Poco antes de morir, comentó a su médico que se sentía como en medio de una tormenta, una metáfora de su estado final. Pasada la tres de la tarde, el Libertador expiró sin un prolongado sufrimiento, rodeado por su familia en Boulogne-sur-Mer, donde había encontrado cierta paz intelectual.
Durante mucho tiempo, su muerte fue atribuida a diversas enfermedades hasta que en 1982, el médico Mario S. Dreyer propuso que fue un shock hemorrágico por una úlcera duodenal lo que causó su fallecimiento.

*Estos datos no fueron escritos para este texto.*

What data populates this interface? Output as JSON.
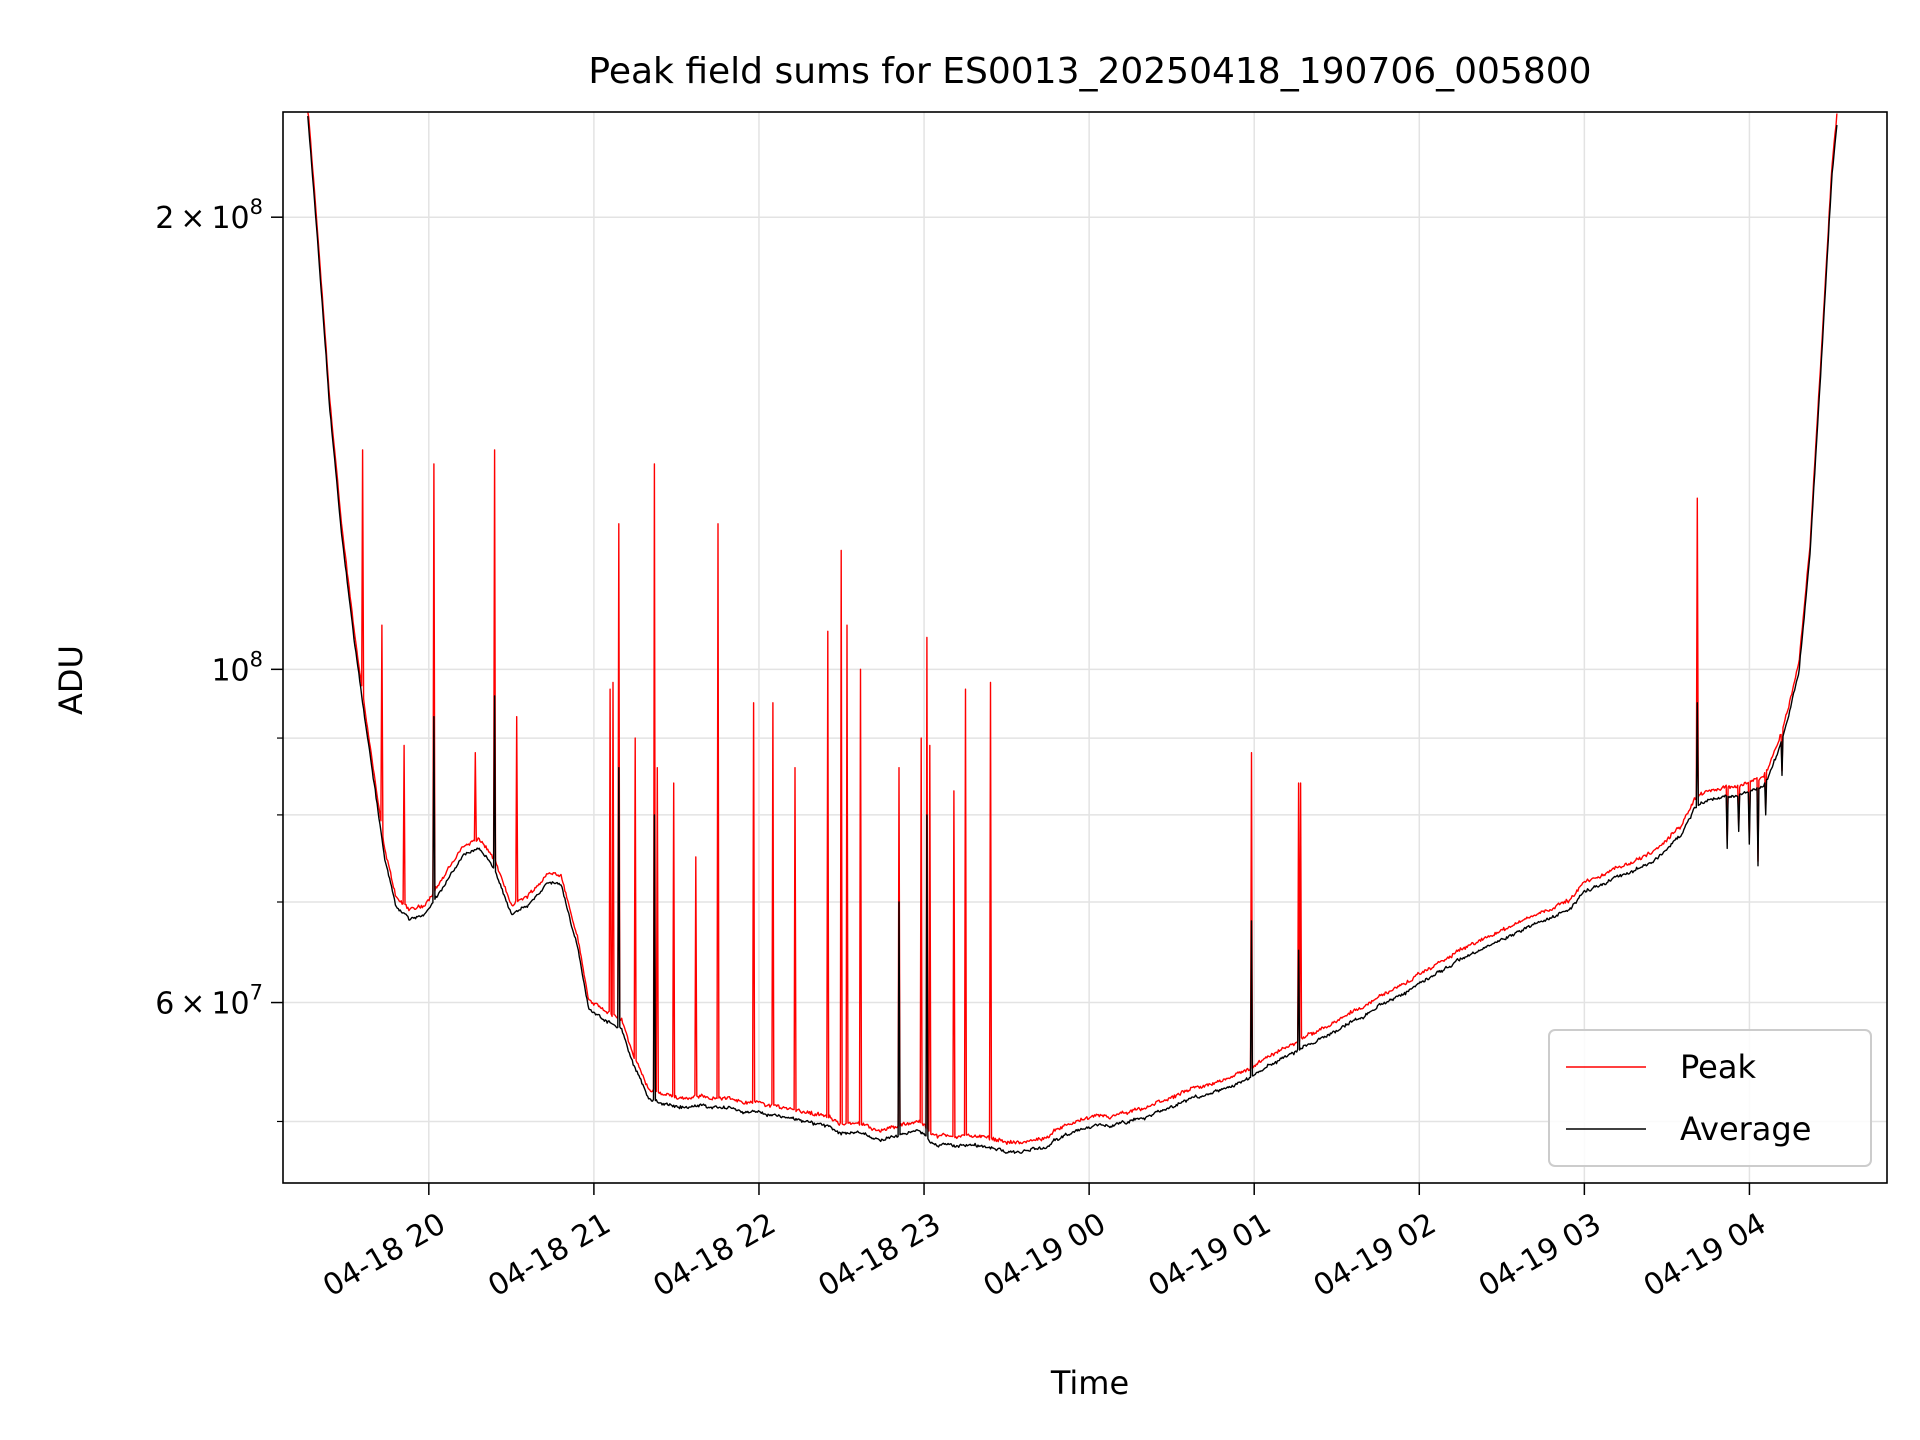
{
  "chart_data": {
    "type": "line",
    "title": "Peak field sums for ES0013_20250418_190706_005800",
    "xlabel": "Time",
    "ylabel": "ADU",
    "yscale": "log",
    "xlim": [
      "2025-04-18 19:07",
      "2025-04-19 04:50"
    ],
    "ylim": [
      45500000,
      235000000
    ],
    "grid": true,
    "legend_position": "lower-right",
    "x_ticks": [
      {
        "t": "2025-04-18 20:00",
        "label": "04-18 20"
      },
      {
        "t": "2025-04-18 21:00",
        "label": "04-18 21"
      },
      {
        "t": "2025-04-18 22:00",
        "label": "04-18 22"
      },
      {
        "t": "2025-04-18 23:00",
        "label": "04-18 23"
      },
      {
        "t": "2025-04-19 00:00",
        "label": "04-19 00"
      },
      {
        "t": "2025-04-19 01:00",
        "label": "04-19 01"
      },
      {
        "t": "2025-04-19 02:00",
        "label": "04-19 02"
      },
      {
        "t": "2025-04-19 03:00",
        "label": "04-19 03"
      },
      {
        "t": "2025-04-19 04:00",
        "label": "04-19 04"
      }
    ],
    "y_ticks_major": [
      {
        "value": 200000000,
        "mantissa": "2",
        "exponent": "8"
      },
      {
        "value": 100000000,
        "mantissa": "",
        "exponent": "8"
      },
      {
        "value": 60000000,
        "mantissa": "6",
        "exponent": "7"
      }
    ],
    "y_ticks_minor": [
      50000000,
      70000000,
      80000000,
      90000000
    ],
    "tick_multiply_sign": "×",
    "tick_base": "10",
    "series": [
      {
        "name": "Peak",
        "color": "#ff0000",
        "baseline": [
          [
            "2025-04-18 19:16",
            235000000
          ],
          [
            "2025-04-18 19:19",
            200000000
          ],
          [
            "2025-04-18 19:24",
            150000000
          ],
          [
            "2025-04-18 19:28",
            125000000
          ],
          [
            "2025-04-18 19:33",
            105000000
          ],
          [
            "2025-04-18 19:38",
            90000000
          ],
          [
            "2025-04-18 19:44",
            75000000
          ],
          [
            "2025-04-18 19:48",
            70000000
          ],
          [
            "2025-04-18 19:53",
            68500000
          ],
          [
            "2025-04-18 19:58",
            69000000
          ],
          [
            "2025-04-18 20:05",
            72000000
          ],
          [
            "2025-04-18 20:12",
            75500000
          ],
          [
            "2025-04-18 20:18",
            76500000
          ],
          [
            "2025-04-18 20:24",
            74000000
          ],
          [
            "2025-04-18 20:30",
            69000000
          ],
          [
            "2025-04-18 20:36",
            70000000
          ],
          [
            "2025-04-18 20:43",
            72500000
          ],
          [
            "2025-04-18 20:48",
            72500000
          ],
          [
            "2025-04-18 20:54",
            66000000
          ],
          [
            "2025-04-18 20:58",
            60000000
          ],
          [
            "2025-04-18 21:05",
            58500000
          ],
          [
            "2025-04-18 21:10",
            58000000
          ],
          [
            "2025-04-18 21:15",
            54500000
          ],
          [
            "2025-04-18 21:20",
            52000000
          ],
          [
            "2025-04-18 21:30",
            51500000
          ],
          [
            "2025-04-18 21:45",
            51500000
          ],
          [
            "2025-04-18 22:00",
            51000000
          ],
          [
            "2025-04-18 22:15",
            50500000
          ],
          [
            "2025-04-18 22:30",
            49500000
          ],
          [
            "2025-04-18 22:45",
            49000000
          ],
          [
            "2025-04-18 22:58",
            49500000
          ],
          [
            "2025-04-18 23:05",
            48500000
          ],
          [
            "2025-04-18 23:20",
            48500000
          ],
          [
            "2025-04-18 23:35",
            48000000
          ],
          [
            "2025-04-18 23:45",
            48300000
          ],
          [
            "2025-04-18 23:50",
            49300000
          ],
          [
            "2025-04-19 00:00",
            49800000
          ],
          [
            "2025-04-19 00:10",
            50000000
          ],
          [
            "2025-04-19 00:20",
            50500000
          ],
          [
            "2025-04-19 00:30",
            51500000
          ],
          [
            "2025-04-19 00:45",
            52500000
          ],
          [
            "2025-04-19 01:00",
            54000000
          ],
          [
            "2025-04-19 01:15",
            56000000
          ],
          [
            "2025-04-19 01:30",
            58000000
          ],
          [
            "2025-04-19 01:45",
            60000000
          ],
          [
            "2025-04-19 02:00",
            62000000
          ],
          [
            "2025-04-19 02:15",
            64500000
          ],
          [
            "2025-04-19 02:30",
            66500000
          ],
          [
            "2025-04-19 02:45",
            68500000
          ],
          [
            "2025-04-19 02:55",
            69700000
          ],
          [
            "2025-04-19 03:00",
            71500000
          ],
          [
            "2025-04-19 03:15",
            73500000
          ],
          [
            "2025-04-19 03:25",
            75000000
          ],
          [
            "2025-04-19 03:35",
            78000000
          ],
          [
            "2025-04-19 03:40",
            81500000
          ],
          [
            "2025-04-19 03:45",
            82500000
          ],
          [
            "2025-04-19 03:55",
            83000000
          ],
          [
            "2025-04-19 04:05",
            84000000
          ],
          [
            "2025-04-19 04:10",
            88000000
          ],
          [
            "2025-04-19 04:14",
            93000000
          ],
          [
            "2025-04-19 04:18",
            100000000
          ],
          [
            "2025-04-19 04:22",
            120000000
          ],
          [
            "2025-04-19 04:26",
            160000000
          ],
          [
            "2025-04-19 04:30",
            215000000
          ],
          [
            "2025-04-19 04:32",
            235000000
          ]
        ],
        "spikes": [
          [
            "2025-04-18 19:36",
            140000000
          ],
          [
            "2025-04-18 19:43",
            107000000
          ],
          [
            "2025-04-18 19:51",
            89000000
          ],
          [
            "2025-04-18 20:02",
            137000000
          ],
          [
            "2025-04-18 20:17",
            88000000
          ],
          [
            "2025-04-18 20:24",
            140000000
          ],
          [
            "2025-04-18 20:32",
            93000000
          ],
          [
            "2025-04-18 21:06",
            97000000
          ],
          [
            "2025-04-18 21:07",
            98000000
          ],
          [
            "2025-04-18 21:09",
            125000000
          ],
          [
            "2025-04-18 21:15",
            90000000
          ],
          [
            "2025-04-18 21:22",
            137000000
          ],
          [
            "2025-04-18 21:23",
            86000000
          ],
          [
            "2025-04-18 21:29",
            84000000
          ],
          [
            "2025-04-18 21:37",
            75000000
          ],
          [
            "2025-04-18 21:45",
            125000000
          ],
          [
            "2025-04-18 21:58",
            95000000
          ],
          [
            "2025-04-18 22:05",
            95000000
          ],
          [
            "2025-04-18 22:13",
            86000000
          ],
          [
            "2025-04-18 22:25",
            106000000
          ],
          [
            "2025-04-18 22:30",
            120000000
          ],
          [
            "2025-04-18 22:32",
            107000000
          ],
          [
            "2025-04-18 22:37",
            100000000
          ],
          [
            "2025-04-18 22:51",
            86000000
          ],
          [
            "2025-04-18 22:59",
            90000000
          ],
          [
            "2025-04-18 23:01",
            105000000
          ],
          [
            "2025-04-18 23:02",
            89000000
          ],
          [
            "2025-04-18 23:11",
            83000000
          ],
          [
            "2025-04-18 23:15",
            97000000
          ],
          [
            "2025-04-18 23:24",
            98000000
          ],
          [
            "2025-04-19 00:59",
            88000000
          ],
          [
            "2025-04-19 01:16",
            84000000
          ],
          [
            "2025-04-19 01:17",
            84000000
          ],
          [
            "2025-04-19 03:41",
            130000000
          ]
        ]
      },
      {
        "name": "Average",
        "color": "#000000",
        "spikes": [
          [
            "2025-04-18 20:02",
            93000000
          ],
          [
            "2025-04-18 20:24",
            96000000
          ],
          [
            "2025-04-18 21:09",
            86000000
          ],
          [
            "2025-04-18 21:22",
            80000000
          ],
          [
            "2025-04-18 22:51",
            70000000
          ],
          [
            "2025-04-18 23:01",
            80000000
          ],
          [
            "2025-04-19 00:59",
            68000000
          ],
          [
            "2025-04-19 01:16",
            65000000
          ],
          [
            "2025-04-19 03:41",
            95000000
          ]
        ],
        "dips": [
          [
            "2025-04-19 03:52",
            76000000
          ],
          [
            "2025-04-19 03:56",
            78000000
          ],
          [
            "2025-04-19 04:00",
            76500000
          ],
          [
            "2025-04-19 04:03",
            74000000
          ],
          [
            "2025-04-19 04:06",
            80000000
          ],
          [
            "2025-04-19 04:12",
            85000000
          ]
        ]
      }
    ]
  }
}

San Martín murió alejado de su tierra natal, pero su memoria permanecía viva en su corazón, particularmente en sus pensamientos sobre Mendoza, la tierra que había amado y donde su génesis como líder había comenzado. Su sable, símbolo de su lucha por la independencia, colgaba aún en la pared de su dormitorio, recordando que, aunque se encontraba lejos, nunca dejó de ser el Libertador de su pueblo.